Note that a smoke alarm (301) is just shy of the total number of listings (302). As Oregon law mandates that all homes being sold or rented to have a smoke alarm (https://www.oregon.gov/osfm/Documents/SmokeAlarmLaw2016.pdf), I hypothesize that the missing smoke alarm is hiding in the "essentials" category.

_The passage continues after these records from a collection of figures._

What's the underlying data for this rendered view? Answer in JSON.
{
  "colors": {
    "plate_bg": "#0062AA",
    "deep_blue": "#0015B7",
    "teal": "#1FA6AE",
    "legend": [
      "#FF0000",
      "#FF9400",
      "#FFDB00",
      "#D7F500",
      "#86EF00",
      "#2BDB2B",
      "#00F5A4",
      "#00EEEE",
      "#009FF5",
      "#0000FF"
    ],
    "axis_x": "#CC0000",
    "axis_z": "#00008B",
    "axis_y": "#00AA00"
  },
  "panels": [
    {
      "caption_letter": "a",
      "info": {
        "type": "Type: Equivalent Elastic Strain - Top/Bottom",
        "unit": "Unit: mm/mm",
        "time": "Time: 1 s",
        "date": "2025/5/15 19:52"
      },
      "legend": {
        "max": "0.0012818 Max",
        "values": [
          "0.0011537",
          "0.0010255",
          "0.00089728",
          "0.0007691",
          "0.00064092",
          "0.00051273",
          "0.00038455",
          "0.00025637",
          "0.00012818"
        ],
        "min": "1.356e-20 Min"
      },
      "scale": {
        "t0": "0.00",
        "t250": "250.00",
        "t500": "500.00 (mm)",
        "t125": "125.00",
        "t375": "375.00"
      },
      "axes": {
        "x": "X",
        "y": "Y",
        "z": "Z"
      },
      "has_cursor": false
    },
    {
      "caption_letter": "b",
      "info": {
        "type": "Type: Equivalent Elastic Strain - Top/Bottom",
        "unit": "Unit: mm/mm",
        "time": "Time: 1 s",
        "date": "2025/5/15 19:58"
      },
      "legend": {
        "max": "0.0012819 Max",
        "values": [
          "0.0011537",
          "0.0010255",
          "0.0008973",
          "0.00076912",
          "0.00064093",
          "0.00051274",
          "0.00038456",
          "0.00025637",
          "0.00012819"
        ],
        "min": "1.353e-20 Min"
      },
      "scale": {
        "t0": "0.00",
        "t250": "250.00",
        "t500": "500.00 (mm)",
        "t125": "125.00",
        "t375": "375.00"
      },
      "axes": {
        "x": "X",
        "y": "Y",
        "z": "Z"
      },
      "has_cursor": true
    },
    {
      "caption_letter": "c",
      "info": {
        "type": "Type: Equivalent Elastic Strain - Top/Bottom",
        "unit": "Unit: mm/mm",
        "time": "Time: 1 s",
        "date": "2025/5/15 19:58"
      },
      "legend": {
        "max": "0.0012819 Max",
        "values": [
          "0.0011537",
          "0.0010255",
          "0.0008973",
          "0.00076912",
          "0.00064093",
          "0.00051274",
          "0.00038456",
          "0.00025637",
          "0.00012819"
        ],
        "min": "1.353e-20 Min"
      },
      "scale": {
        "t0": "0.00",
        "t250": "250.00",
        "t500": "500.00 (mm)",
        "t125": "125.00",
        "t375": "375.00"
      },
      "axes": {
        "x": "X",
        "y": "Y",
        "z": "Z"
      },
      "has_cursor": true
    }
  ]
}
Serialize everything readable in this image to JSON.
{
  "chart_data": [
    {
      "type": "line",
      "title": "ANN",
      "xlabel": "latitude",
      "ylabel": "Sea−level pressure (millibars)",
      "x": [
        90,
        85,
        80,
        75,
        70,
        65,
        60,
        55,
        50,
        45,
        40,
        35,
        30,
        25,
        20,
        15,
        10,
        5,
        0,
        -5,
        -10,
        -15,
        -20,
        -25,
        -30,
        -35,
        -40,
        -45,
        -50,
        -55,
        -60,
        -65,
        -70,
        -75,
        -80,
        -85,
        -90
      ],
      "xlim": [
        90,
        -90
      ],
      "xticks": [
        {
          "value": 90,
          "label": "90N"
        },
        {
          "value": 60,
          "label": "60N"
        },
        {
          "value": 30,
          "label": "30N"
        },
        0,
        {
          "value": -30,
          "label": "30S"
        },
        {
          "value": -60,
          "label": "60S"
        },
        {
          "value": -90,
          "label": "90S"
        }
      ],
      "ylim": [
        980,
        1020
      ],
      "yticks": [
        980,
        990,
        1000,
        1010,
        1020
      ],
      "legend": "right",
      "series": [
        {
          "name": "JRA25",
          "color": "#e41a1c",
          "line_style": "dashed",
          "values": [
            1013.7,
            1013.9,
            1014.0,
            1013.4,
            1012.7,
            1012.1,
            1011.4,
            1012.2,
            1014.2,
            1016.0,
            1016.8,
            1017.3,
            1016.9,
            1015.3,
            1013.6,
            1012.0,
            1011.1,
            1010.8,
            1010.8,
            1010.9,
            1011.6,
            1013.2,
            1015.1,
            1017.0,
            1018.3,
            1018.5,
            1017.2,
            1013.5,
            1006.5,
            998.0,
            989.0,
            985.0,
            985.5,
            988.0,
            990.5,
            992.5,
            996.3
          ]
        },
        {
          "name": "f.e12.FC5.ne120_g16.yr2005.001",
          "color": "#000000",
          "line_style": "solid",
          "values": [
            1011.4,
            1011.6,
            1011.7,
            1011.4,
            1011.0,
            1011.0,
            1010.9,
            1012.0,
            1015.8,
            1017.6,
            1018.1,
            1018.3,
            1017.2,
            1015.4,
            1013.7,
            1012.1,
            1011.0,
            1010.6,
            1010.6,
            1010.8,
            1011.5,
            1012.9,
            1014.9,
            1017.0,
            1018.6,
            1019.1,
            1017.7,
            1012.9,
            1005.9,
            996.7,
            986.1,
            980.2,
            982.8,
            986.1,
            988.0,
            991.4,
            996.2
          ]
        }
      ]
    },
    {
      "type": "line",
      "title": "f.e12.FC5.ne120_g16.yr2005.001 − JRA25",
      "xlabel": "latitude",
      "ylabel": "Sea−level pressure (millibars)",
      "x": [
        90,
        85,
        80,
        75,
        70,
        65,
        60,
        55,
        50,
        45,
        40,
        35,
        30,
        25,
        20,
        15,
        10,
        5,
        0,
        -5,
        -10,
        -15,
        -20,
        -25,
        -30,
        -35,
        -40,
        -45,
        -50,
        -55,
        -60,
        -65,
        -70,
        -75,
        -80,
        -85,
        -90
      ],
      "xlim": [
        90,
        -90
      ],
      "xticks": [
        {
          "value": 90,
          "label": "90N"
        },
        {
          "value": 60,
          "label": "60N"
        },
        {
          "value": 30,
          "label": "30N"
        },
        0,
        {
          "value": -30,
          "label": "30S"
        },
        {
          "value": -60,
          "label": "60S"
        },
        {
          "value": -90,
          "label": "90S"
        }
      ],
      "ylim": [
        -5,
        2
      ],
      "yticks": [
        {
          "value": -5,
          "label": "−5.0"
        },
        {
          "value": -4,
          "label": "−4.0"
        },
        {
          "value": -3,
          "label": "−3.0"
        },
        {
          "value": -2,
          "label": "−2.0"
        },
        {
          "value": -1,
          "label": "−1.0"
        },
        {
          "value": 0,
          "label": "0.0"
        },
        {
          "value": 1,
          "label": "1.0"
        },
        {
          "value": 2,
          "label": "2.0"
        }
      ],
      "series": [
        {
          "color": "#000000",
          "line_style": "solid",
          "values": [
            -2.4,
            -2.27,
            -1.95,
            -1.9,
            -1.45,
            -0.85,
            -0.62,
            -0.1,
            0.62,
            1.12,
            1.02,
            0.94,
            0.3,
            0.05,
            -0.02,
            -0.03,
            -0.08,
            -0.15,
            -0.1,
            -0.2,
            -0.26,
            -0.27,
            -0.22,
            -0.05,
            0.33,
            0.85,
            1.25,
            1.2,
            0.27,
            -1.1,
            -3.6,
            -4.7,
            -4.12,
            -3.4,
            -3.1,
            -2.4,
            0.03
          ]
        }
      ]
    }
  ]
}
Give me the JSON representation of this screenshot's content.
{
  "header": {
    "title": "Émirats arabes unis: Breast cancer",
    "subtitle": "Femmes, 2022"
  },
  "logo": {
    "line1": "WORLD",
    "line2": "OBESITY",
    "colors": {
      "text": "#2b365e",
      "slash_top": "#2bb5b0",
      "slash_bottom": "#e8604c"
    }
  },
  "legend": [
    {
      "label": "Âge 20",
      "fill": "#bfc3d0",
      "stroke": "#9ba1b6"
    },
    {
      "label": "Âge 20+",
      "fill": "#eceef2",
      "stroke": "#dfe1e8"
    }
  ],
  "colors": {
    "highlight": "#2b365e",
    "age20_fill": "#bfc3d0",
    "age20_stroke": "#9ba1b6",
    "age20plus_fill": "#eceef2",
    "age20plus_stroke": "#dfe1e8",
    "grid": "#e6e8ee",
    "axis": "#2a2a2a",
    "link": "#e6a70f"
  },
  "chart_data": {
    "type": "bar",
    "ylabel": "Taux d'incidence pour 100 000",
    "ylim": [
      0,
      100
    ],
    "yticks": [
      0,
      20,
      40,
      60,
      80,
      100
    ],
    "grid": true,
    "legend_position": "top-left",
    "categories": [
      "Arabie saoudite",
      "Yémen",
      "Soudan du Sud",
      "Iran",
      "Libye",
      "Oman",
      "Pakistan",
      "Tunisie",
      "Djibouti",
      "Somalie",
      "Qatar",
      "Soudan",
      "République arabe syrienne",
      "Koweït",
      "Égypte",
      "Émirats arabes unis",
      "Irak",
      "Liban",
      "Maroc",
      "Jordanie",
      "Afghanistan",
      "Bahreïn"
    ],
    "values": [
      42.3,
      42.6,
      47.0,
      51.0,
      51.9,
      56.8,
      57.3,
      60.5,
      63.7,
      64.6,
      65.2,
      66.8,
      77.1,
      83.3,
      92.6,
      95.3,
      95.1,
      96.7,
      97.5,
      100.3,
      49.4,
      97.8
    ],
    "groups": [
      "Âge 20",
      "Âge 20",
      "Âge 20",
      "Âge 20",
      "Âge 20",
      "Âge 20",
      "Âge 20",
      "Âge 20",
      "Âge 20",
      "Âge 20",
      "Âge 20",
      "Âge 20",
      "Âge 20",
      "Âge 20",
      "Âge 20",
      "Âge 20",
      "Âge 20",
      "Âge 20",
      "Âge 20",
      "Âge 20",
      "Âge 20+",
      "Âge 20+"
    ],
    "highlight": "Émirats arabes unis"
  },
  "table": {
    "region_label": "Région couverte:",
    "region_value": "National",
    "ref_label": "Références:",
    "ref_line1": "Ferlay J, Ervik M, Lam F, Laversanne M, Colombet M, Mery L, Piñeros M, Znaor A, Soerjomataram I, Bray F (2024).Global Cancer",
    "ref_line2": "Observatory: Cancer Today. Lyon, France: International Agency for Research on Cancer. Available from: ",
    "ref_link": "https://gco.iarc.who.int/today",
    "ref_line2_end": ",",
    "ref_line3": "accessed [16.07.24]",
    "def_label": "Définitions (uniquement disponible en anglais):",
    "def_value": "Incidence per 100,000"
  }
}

To check this, we can loop through the data set once again, filtering for entires without smoke alarms. We find that the listing under index 26 does not have a smoke alarm listed under amenities. They do, however, have "essentials" listed. It is reasonable to assume, therefore, that a smoke alarm is included in the "essentials" category for this listing.

In [None]:
#create boolean list for each entry
hasSmokeAlarm = []
for index , listing in df.iterrows():
  for amenity in eval(listing['amenities']):
    if len(hasSmokeAlarm) < index + 1:  #if hasSmokeAlarm has not yet been given a bool for this index

      if amenity == "Smoke alarm":  #if first amenity is smoke alarm, append True, break loop for this index
        hasSmokeAlarm.append(True)
        break
      else:
        hasSmokeAlarm.append(False)  #if first amenity is not smoke alarm, append False, continue loop for this index

    elif  amenity == "Smoke alarm":   #if later amenity is smoke alarm, change to True, break loop for this index
      hasSmokeAlarm[index] = True
      break
    #if later amenity is still not smoke alarm, change nothing, continue loop

#identify index of listing with no smoke alarm
noSmokeAlarmIndex = [] #in case there are more entries without smoke alarms than expected
for index in range(len(hasSmokeAlarm)):
  if not(hasSmokeAlarm[index]):
    noSmokeAlarmIndex.append(index)
    # print("index:" , index)

for index , entry in df.iterrows():
  for amenity in eval(entry["amenities"]):
    if index == noSmokeAlarmIndex[0]:
      print (amenity)

Hangers
Kitchen
Essentials
Washer
Private living room
Air conditioning
Indoor fireplace
Heating
Dryer
Iron
Free parking on premises
Lock on bedroom door
Shampoo
Wifi


## Conclusion
In this analysis, we find that the most common ammenities are a smoke alarm, carbon monoxide alarm, and kitchen. We also find that while a smoke alarm is not explicitly present in the amenities list for every listing, it is likely included in the "essentials" category for the one listing without a smoke alarm listed.  This may be true for many other amenities as well so counts are not necessarily reliable.